# Hagstrom HL-550



## jcayer (Mar 25, 2007)

Hi all,

I'm gassing over this guitar (Hagstrom HL-550) http://www.hagstromguitars.com/hl.html 

And I wonder if someone(s) in this forum ever got a chance to try it out.
There is one at a guitar shop near my place but it's a righthanded model and I'm lefthanded... 

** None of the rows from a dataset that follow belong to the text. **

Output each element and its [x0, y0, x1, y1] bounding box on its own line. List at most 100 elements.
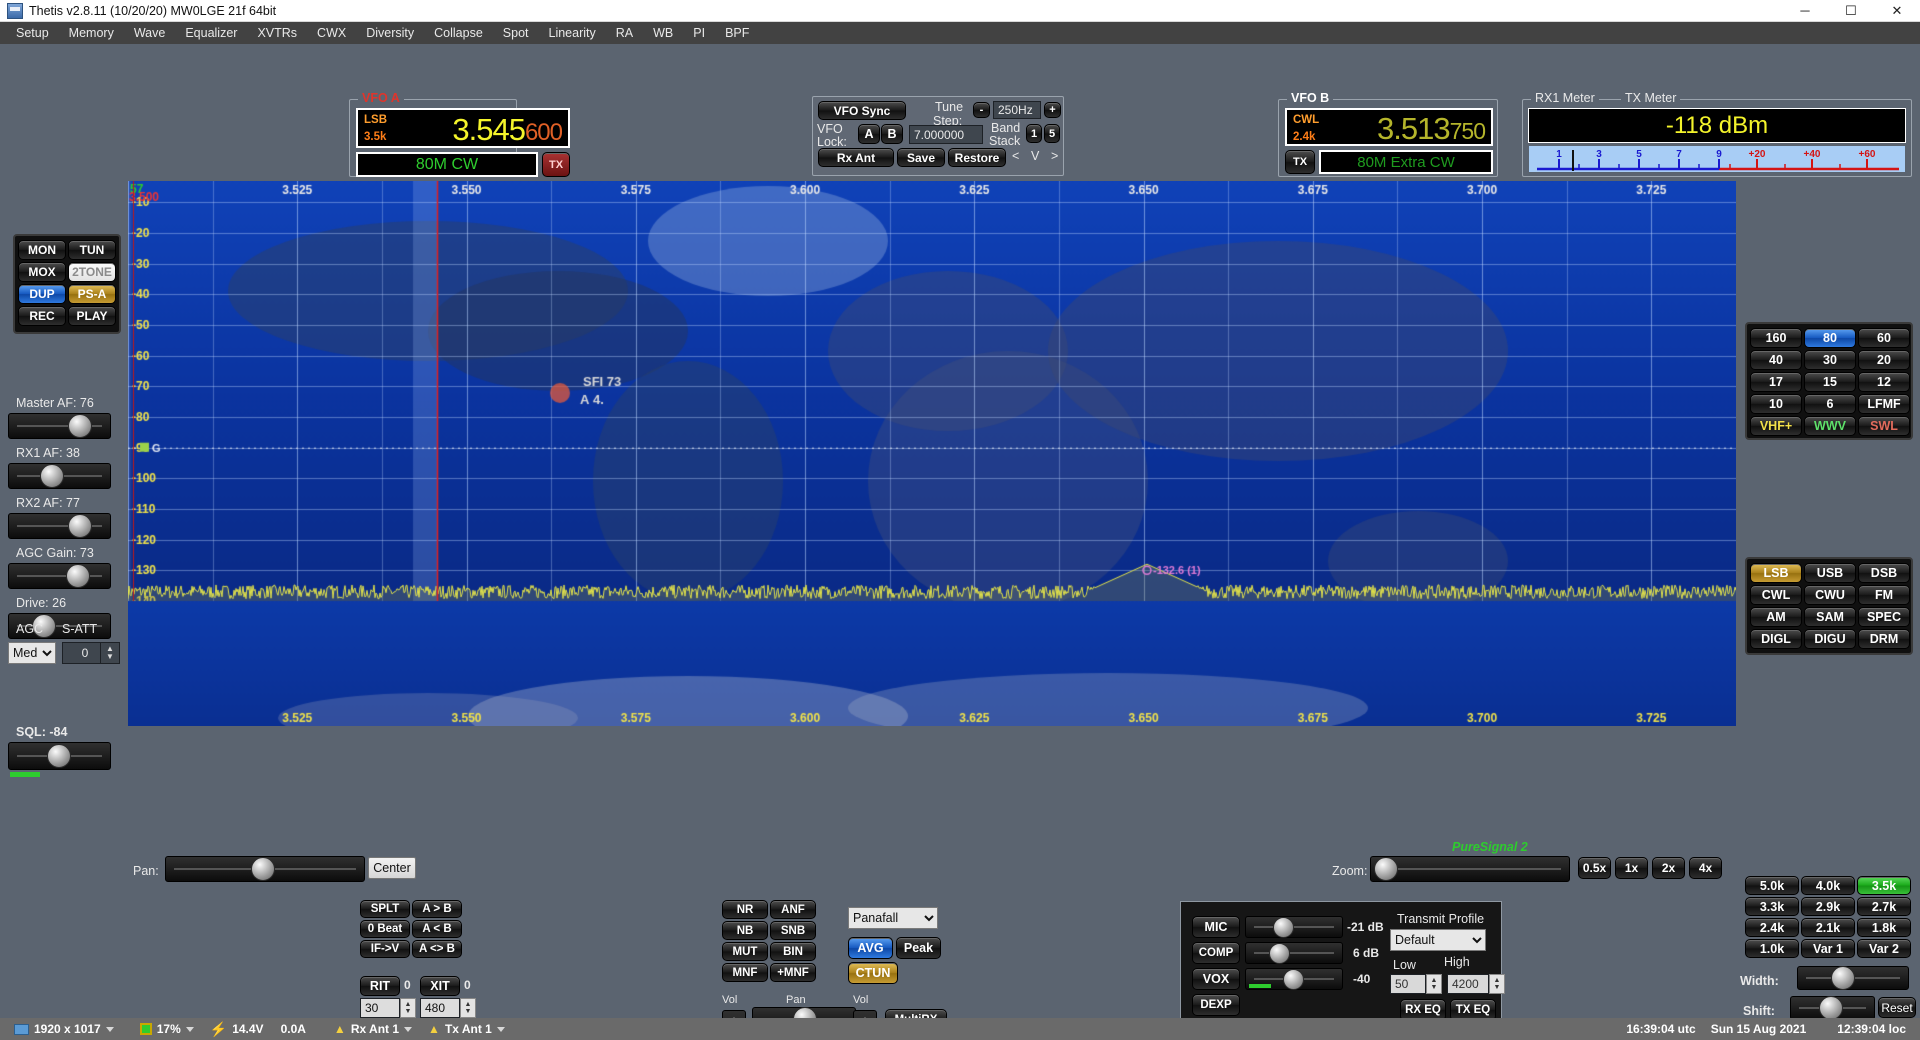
filt-button-2-4k[interactable]: 2.4k: [1745, 918, 1799, 937]
tune-step-increment[interactable]: +: [1044, 102, 1061, 118]
band-button-40[interactable]: 40: [1750, 350, 1802, 370]
comp-knob[interactable]: [1269, 942, 1290, 964]
center-button[interactable]: Center: [368, 857, 416, 879]
s-att-spin-arrows[interactable]: ▲ ▼: [100, 642, 120, 664]
band-button-6[interactable]: 6: [1804, 394, 1856, 414]
filt-button-2-9k[interactable]: 2.9k: [1801, 897, 1855, 916]
tx-low-arrows[interactable]: ▲ ▼: [1426, 974, 1442, 994]
af-slider-1[interactable]: [8, 463, 111, 489]
mode-button-lsb[interactable]: LSB: [1750, 563, 1802, 583]
band-button-vhf-[interactable]: VHF+: [1750, 416, 1802, 436]
vfoops-button-0-beat[interactable]: 0 Beat: [360, 920, 410, 938]
restore-button[interactable]: Restore: [948, 148, 1006, 167]
menu-item-equalizer[interactable]: Equalizer: [175, 23, 247, 43]
dsp-button-nb[interactable]: NB: [722, 921, 768, 940]
filter-reset-button[interactable]: Reset: [1878, 997, 1916, 1018]
filt-button-1-8k[interactable]: 1.8k: [1857, 918, 1911, 937]
filt-button-5-0k[interactable]: 5.0k: [1745, 876, 1799, 895]
nav-next-button[interactable]: >: [1051, 149, 1058, 163]
menu-item-pi[interactable]: PI: [683, 23, 715, 43]
mode-button-sam[interactable]: SAM: [1804, 607, 1856, 627]
sql-slider[interactable]: [8, 742, 111, 770]
tx-low-up-arrow[interactable]: ▲: [1431, 977, 1438, 984]
mox-button-mon[interactable]: MON: [18, 240, 66, 260]
mode-button-spec[interactable]: SPEC: [1858, 607, 1910, 627]
chevron-down-icon-rx[interactable]: [404, 1026, 413, 1032]
vox-slider[interactable]: [1245, 968, 1343, 990]
minimize-button[interactable]: ─: [1782, 0, 1828, 22]
band-button-17[interactable]: 17: [1750, 372, 1802, 392]
mode-button-drm[interactable]: DRM: [1858, 629, 1910, 649]
dsp-button-nr[interactable]: NR: [722, 900, 768, 919]
tx-high-down-arrow[interactable]: ▼: [1494, 984, 1501, 991]
filter-shift-slider[interactable]: [1790, 996, 1875, 1020]
vfoops-button-if-v[interactable]: IF->V: [360, 940, 410, 958]
mox-button-2tone[interactable]: 2TONE: [68, 262, 116, 282]
status-cpu[interactable]: 17%: [139, 1022, 194, 1036]
dsp-button-snb[interactable]: SNB: [770, 921, 816, 940]
chevron-down-icon-tx[interactable]: [496, 1026, 505, 1032]
panadapter-display[interactable]: [128, 181, 1736, 726]
avg-button[interactable]: AVG: [848, 937, 893, 959]
af-slider-2[interactable]: [8, 513, 111, 539]
filt-button-2-7k[interactable]: 2.7k: [1857, 897, 1911, 916]
band-stack-5-button[interactable]: 5: [1044, 124, 1060, 143]
chevron-down-icon-cpu[interactable]: [185, 1026, 194, 1032]
mic-button[interactable]: MIC: [1192, 916, 1240, 938]
band-button-160[interactable]: 160: [1750, 328, 1802, 348]
mode-button-usb[interactable]: USB: [1804, 563, 1856, 583]
mic-gain-knob[interactable]: [1273, 916, 1294, 938]
dexp-button[interactable]: DEXP: [1192, 994, 1240, 1016]
vfoops-button-a-b[interactable]: A > B: [412, 900, 462, 918]
band-button-80[interactable]: 80: [1804, 328, 1856, 348]
tx-low-down-arrow[interactable]: ▼: [1431, 984, 1438, 991]
menu-item-xvtrs[interactable]: XVTRs: [247, 23, 307, 43]
xit-button[interactable]: XIT: [420, 976, 460, 996]
af-slider-knob[interactable]: [68, 414, 92, 438]
filt-button-3-5k[interactable]: 3.5k: [1857, 876, 1911, 895]
band-button-10[interactable]: 10: [1750, 394, 1802, 414]
vfoops-button-splt[interactable]: SPLT: [360, 900, 410, 918]
band-button-20[interactable]: 20: [1858, 350, 1910, 370]
dsp-button-bin[interactable]: BIN: [770, 942, 816, 961]
band-button-wwv[interactable]: WWV: [1804, 416, 1856, 436]
zoom-button-0.5x[interactable]: 0.5x: [1578, 857, 1611, 879]
menu-item-setup[interactable]: Setup: [6, 23, 59, 43]
tune-step-decrement[interactable]: -: [973, 102, 990, 118]
mox-button-rec[interactable]: REC: [18, 306, 66, 326]
zoom-button-1x[interactable]: 1x: [1615, 857, 1648, 879]
pan-slider[interactable]: [165, 856, 365, 882]
menu-item-cwx[interactable]: CWX: [307, 23, 356, 43]
vfoops-button-a-b[interactable]: A < B: [412, 920, 462, 938]
tx-high-field[interactable]: 4200: [1447, 974, 1489, 994]
vfo-b-display[interactable]: CWL 2.4k 3.513750: [1285, 108, 1493, 146]
tx-low-field[interactable]: 50: [1390, 974, 1426, 994]
close-button[interactable]: ✕: [1874, 0, 1920, 22]
af-slider-knob[interactable]: [68, 514, 92, 538]
display-mode-select[interactable]: Panafall: [848, 907, 938, 929]
filt-button-1-0k[interactable]: 1.0k: [1745, 939, 1799, 958]
filt-button-4-0k[interactable]: 4.0k: [1801, 876, 1855, 895]
filt-button-3-3k[interactable]: 3.3k: [1745, 897, 1799, 916]
vfoops-button-a-b[interactable]: A <> B: [412, 940, 462, 958]
band-button-60[interactable]: 60: [1858, 328, 1910, 348]
rx-ant-button[interactable]: Rx Ant: [818, 148, 894, 167]
agc-select[interactable]: Med: [8, 642, 56, 664]
xit-step-up-arrow[interactable]: ▲: [465, 1001, 472, 1008]
comp-button[interactable]: COMP: [1192, 942, 1240, 964]
zoom-button-4x[interactable]: 4x: [1689, 857, 1722, 879]
maximize-button[interactable]: ☐: [1828, 0, 1874, 22]
vfo-a-tx-button[interactable]: TX: [542, 152, 570, 177]
mode-button-digl[interactable]: DIGL: [1750, 629, 1802, 649]
menu-item-wb[interactable]: WB: [643, 23, 683, 43]
mode-button-digu[interactable]: DIGU: [1804, 629, 1856, 649]
xit-step-arrows[interactable]: ▲ ▼: [460, 998, 476, 1018]
panadapter-canvas[interactable]: [128, 181, 1736, 726]
rit-step-field[interactable]: 30: [360, 998, 400, 1018]
chevron-down-icon[interactable]: [105, 1026, 114, 1032]
tx-high-up-arrow[interactable]: ▲: [1494, 977, 1501, 984]
vfo-b-tx-button[interactable]: TX: [1285, 150, 1315, 174]
band-button-swl[interactable]: SWL: [1858, 416, 1910, 436]
filt-button-2-1k[interactable]: 2.1k: [1801, 918, 1855, 937]
mox-button-ps-a[interactable]: PS-A: [68, 284, 116, 304]
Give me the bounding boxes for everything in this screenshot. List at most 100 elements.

They won't order a lefty unless I pay a big deposit and that against my religion 

Thanks for any help,


----------



## bobb (Jan 4, 2007)

Very nice guitar. I tried one a few months ago along with an HJ-500. Both guitars felt very close but both acoustically and amplified, I preferred the HJ-500.


----------



## jcayer (Mar 25, 2007)

Thanks for the review Bobb.

It doesn't look like there's many people who tried them out ... :frown:


----------



## bobb (Jan 4, 2007)

Same problem that I'm having with a Gretsch on the Acoustic forum


----------



## jcayer (Mar 25, 2007)

bobb said:


> Same problem that I'm having with a Gretsch on the Acoustic forum


Too bad you're in BC, We could go out for a couple of beers and shed tears together :food-smiley-004: :smile:


----------



## Ti-Ron (Mar 21, 2007)

Hey Jean, why don't you go to Italmelodie in Montreal and rent one for a couple of time? Maybe they have a left-handed model in their stock! And by the way I hope the little store near you isn't CTC music on Tashereau! 

Good luck!


----------



## jcayer (Mar 25, 2007)

Italmelodie, Cool I'll check that.

There's no Taschereau Blvd in Ste-Therese :wink:


----------



## Ti-Ron (Mar 21, 2007)

It's beacause it's one of the only hagstrom dealer around here (I'm in Longueuil) and it's probably the worst place to deal with! The guy ask me what guitar I have, I told him a Parker and he said it was a Sears guitar for kids... They have a great variety of brand like Orange and Hagstrom things that we don't have alot around but it's really overpriced! Maybe I take it personnal!

For the Italmélodie I know that they have a big renting departement, maybe they can help you! Good luck with your hunt!!


----------